Zwei Wochen nach dem Bankrott rief Manfred G. bei der Beraterin an. „Von sich aus hat sich die Sparkasse nicht gemeldet“, sagt der Frühpensionär ärgerlich. Seine Mutter, die 1100 Euro Rente bekommt, macht sich Vorwürfe, dass sie sich auf die Anleihen eingelassen hat: „Normalerweise hätte sie einen Sparbrief genommen“.

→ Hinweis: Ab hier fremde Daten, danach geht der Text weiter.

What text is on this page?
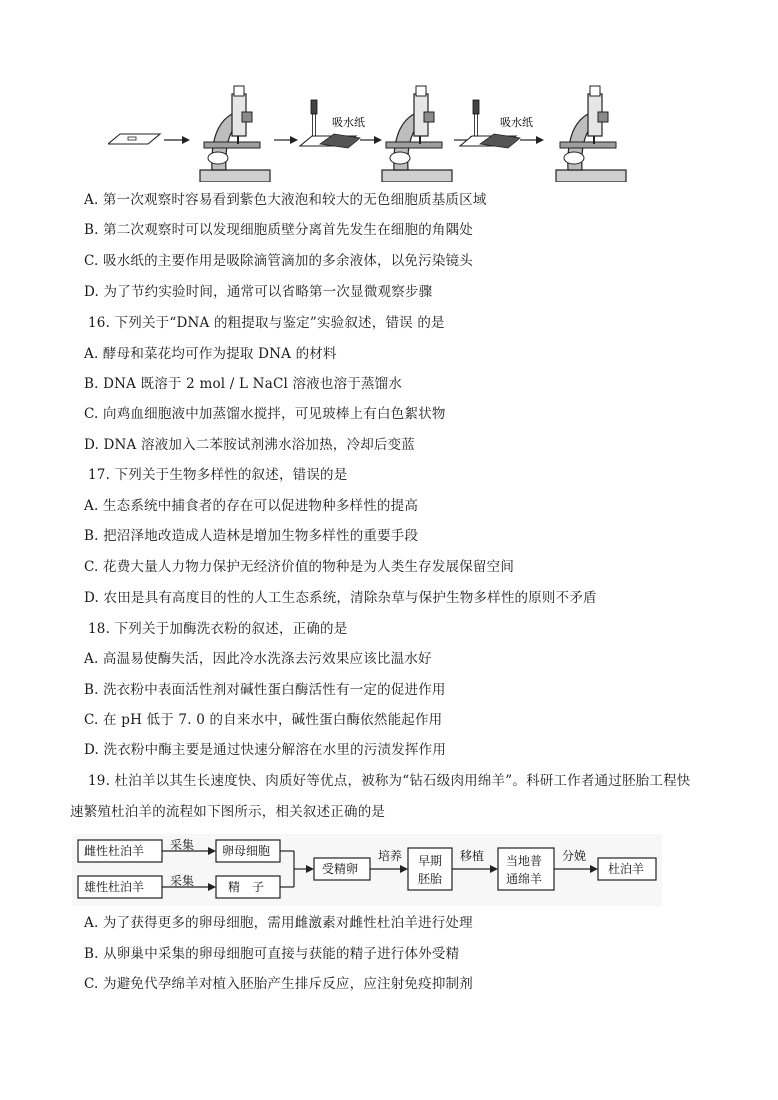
吸水纸	吸水纸
A. 第一次观察时容易看到紫色大液泡和较大的无色细胞质基质区域
B. 第二次观察时可以发现细胞质壁分离首先发生在细胞的角隅处
C. 吸水纸的主要作用是吸除滴管滴加的多余液体，以免污染镜头
D. 为了节约实验时间，通常可以省略第一次显微观察步骤
16. 下列关于“DNA 的粗提取与鉴定”实验叙述，错误 的是
A. 酵母和菜花均可作为提取 DNA 的材料
B. DNA 既溶于 2 mol / L NaCl 溶液也溶于蒸馏水
C. 向鸡血细胞液中加蒸馏水搅拌，可见玻棒上有白色絮状物
D. DNA 溶液加入二苯胺试剂沸水浴加热，冷却后变蓝
17. 下列关于生物多样性的叙述，错误的是
A. 生态系统中捕食者的存在可以促进物种多样性的提高
B. 把沼泽地改造成人造林是增加生物多样性的重要手段
C. 花费大量人力物力保护无经济价值的物种是为人类生存发展保留空间
D. 农田是具有高度目的性的人工生态系统，清除杂草与保护生物多样性的原则不矛盾
18. 下列关于加酶洗衣粉的叙述，正确的是
A. 高温易使酶失活，因此冷水洗涤去污效果应该比温水好
B. 洗衣粉中表面活性剂对碱性蛋白酶活性有一定的促进作用
C. 在 pH 低于 7. 0 的自来水中，碱性蛋白酶依然能起作用
D. 洗衣粉中酶主要是通过快速分解溶在水里的污渍发挥作用
19. 杜泊羊以其生长速度快、肉质好等优点，被称为“钻石级肉用绵羊”。科研工作者通过胚胎工程快
速繁殖杜泊羊的流程如下图所示，相关叙述正确的是
雌性杜泊羊 采集 卵母细胞
雄性杜泊羊 采集	精　子
受精卵
培养 早期
胚胎
移植 当地普
通绵羊
分娩
杜泊羊
A. 为了获得更多的卵母细胞，需用雌激素对雌性杜泊羊进行处理
B. 从卵巢中采集的卵母细胞可直接与获能的精子进行体外受精
C. 为避免代孕绵羊对植入胚胎产生排斥反应，应注射免疫抑制剂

Das Schlimme sei, sagt Anwältin Bergdolt, die auch die Aktionärsschützer-Vereinigung DSW vertritt, dass vielen Geschädigten die Lehman-Papiere von Bankberatern erst heuer angepriesen wurden. „Mit dem Hinweis, sie seien besonders sicher in solchen Krisenzeiten.“
Nun droht den beratenden Banken eine Klagewelle. Martha G. etwa hat zwar von ihrer Sparkasse einen Brief bekommen. Man wolle sich darum kümmern, dass die Gläubiger etwas von ihrem Geld sehen. Martha G. brauche nur zu unterschreiben. Doch Familie G. vertraut jetzt lieber ihrem Anwalt. Die Kanzlei will es außergerichtlich versuchen. Wenn das nicht wirke, so Andreas Tilp, „dann klagen wir“.
Bei Falschberatung gibt es Schadenersatz
Anleihen und Zertifikate, die die US-Investmentbank Lehman ausgegeben hat, sind wegen der Pleite der Bank derzeit so gut wie wertlos. Anleger können lediglich darauf hoffen, dass sie aus der Insolvenzmasse noch einen Teil des Geldes zurückbekommen. Es sei denn, sie wurden bei der Anlage von ihrer Bank falsch beraten: „Dann haben sie einen Schadenersatz-Anspruch gegen die Bank“, sagt Aktionärsschützerin Daniela Bergdolt. Eine Falschberatung liegt dann vor, wenn die Beratung dem Anleger und dem Anlageprodukt nicht gerecht wurde.
Knackpunkt bei den Lehman-Papieren: Den Anlegern wurden sie von den Beratern meist als sichere Produkte verkauft. „Das Emittenten-Risiko wurde dabei von den Beratern oft gar nicht erwähnt“, sagt Bergdolt. Damit ist gemeint: Geht die Bank pleite, ist auch das Papier nichts mehr wert. Problem: Die Kunden müssen nachweisen, dass ihnen das verschwiegen wurde. Hilfreich kann ein Beratungsbogen sein, der während des Gesprächs ausgefüllt wurde. Gibt es den nicht, ist ein Zeuge nötig, der bei dem Gespräch dabei war.